Quel sabato sera, arrivati a Cannes, ci siamo ritrovati in mezzo a una miriade di cartelloni pubblicitari di film, a dimensioni gigantesche, a tappezzare hotels e strade. Mentre le ragazze si perdevano a vedere le vetrine di negozi chic, io mi perdevo tra le molteplici locandine, leggendo avidamente anche l’informazione più inutile e superflua. Sembravo in un paese delle meraviglie, ovunque intorno a me parlava di cinema.
Ero fortemente catturato da quell’atmosfera ma non al punto di dimenticarmi... l’Appuntamento.
L’orologio era tenuto costantemente sotto controllo, i miei compagni di avventura ripetutamente allertati (so essere particolarmente noioso in queste circostanze).
Alle 22,30 siamo nei pressi della mitica Montèe des marches dove già diversa gente è accalcata. Sinceramente mi aspettavo di più, è la prima cosa che considero.
Con una certa furbizia mi intrufolo tra la folla. Le mie mani sono gelide e sudaticce (come farò a stringergli la mano in questo modo, penso), l’apprensione è forte, sembro un bimbo tutto eccitato che aspetta con ansia e trepidazione di aprire i regali di Natale. Neanche all’esame di diritto penale ero così teso ed impaziente.
Ad un certo punto, attraverso gli altoparlanti, si sente la musica del Bolero di Ravel, riarrangiata magneticamente da Sakamoto: la sensazione è magica, l’attesa fremente, l’atmosfera sempre più indescrivibile ed elettrizzante. Mi sembra quasi di avvertire intorno a me la cinepresa avvolgente di De Palma con i suoi movimenti acrobatici e sensuali.
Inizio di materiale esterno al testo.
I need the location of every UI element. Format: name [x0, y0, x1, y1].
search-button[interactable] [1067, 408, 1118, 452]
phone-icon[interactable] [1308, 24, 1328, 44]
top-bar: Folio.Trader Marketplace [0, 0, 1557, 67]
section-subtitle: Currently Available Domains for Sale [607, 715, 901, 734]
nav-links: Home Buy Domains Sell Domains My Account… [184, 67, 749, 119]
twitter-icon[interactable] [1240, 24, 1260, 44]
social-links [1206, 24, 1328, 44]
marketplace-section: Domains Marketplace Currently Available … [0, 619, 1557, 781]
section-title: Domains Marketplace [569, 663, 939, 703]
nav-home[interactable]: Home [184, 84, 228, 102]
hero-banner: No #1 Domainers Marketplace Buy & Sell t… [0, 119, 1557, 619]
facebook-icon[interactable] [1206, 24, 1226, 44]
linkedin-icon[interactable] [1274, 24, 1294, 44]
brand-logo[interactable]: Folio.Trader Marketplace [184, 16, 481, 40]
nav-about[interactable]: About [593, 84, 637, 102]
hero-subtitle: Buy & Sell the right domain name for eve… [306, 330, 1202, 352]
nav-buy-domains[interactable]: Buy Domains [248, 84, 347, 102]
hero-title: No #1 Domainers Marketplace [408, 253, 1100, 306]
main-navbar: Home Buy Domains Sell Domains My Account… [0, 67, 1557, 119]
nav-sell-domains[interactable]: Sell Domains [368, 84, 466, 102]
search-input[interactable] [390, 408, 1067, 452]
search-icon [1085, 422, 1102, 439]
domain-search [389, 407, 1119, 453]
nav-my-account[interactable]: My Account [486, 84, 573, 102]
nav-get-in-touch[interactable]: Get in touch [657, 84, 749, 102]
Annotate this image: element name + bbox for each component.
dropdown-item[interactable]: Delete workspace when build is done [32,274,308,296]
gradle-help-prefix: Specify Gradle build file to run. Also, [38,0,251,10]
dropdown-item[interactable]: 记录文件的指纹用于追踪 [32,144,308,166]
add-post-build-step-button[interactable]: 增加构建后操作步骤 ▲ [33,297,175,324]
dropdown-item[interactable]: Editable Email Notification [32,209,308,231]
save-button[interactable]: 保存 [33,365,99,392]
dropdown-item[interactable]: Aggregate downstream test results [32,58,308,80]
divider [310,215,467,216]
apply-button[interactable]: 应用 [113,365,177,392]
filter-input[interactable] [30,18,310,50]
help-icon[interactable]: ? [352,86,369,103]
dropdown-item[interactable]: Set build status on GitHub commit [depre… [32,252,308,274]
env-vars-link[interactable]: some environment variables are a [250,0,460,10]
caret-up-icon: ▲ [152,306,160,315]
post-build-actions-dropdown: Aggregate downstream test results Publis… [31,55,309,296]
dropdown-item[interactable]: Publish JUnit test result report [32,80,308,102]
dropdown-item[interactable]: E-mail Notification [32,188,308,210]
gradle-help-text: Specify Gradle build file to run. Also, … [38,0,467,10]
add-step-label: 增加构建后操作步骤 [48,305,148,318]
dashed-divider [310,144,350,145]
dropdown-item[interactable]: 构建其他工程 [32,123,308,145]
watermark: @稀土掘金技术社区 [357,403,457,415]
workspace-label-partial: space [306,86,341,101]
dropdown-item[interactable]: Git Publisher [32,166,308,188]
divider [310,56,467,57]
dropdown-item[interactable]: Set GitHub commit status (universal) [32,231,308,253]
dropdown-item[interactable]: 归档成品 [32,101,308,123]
Lo speaker sta per annunciare l’arrivo dei divi, dietro di me la gente spinge e spintona, i fotografi si agitano, sistemano le loro macchine per non fallire il minimo scatto, di colpo si accalcano e partono i primi flash...
Non riesco a vedere nulla, si crea solo una gran confusione, quei maledetti giornalisti coprono tutto, ora sembrano andare via. Inizio ad innervosirmi, non può succedere questo, devono salire la scalinata rossa, non possono che entrare da lì, passare davanti a me.
Intorno mi accorgo che si è creato improvvisamente il vuoto.
Tutto si fa sfumato, lontano, incomprensibile, come un sogno.
Di colpo sento la sveglia.
L’attesa è finita: torno alla realtà.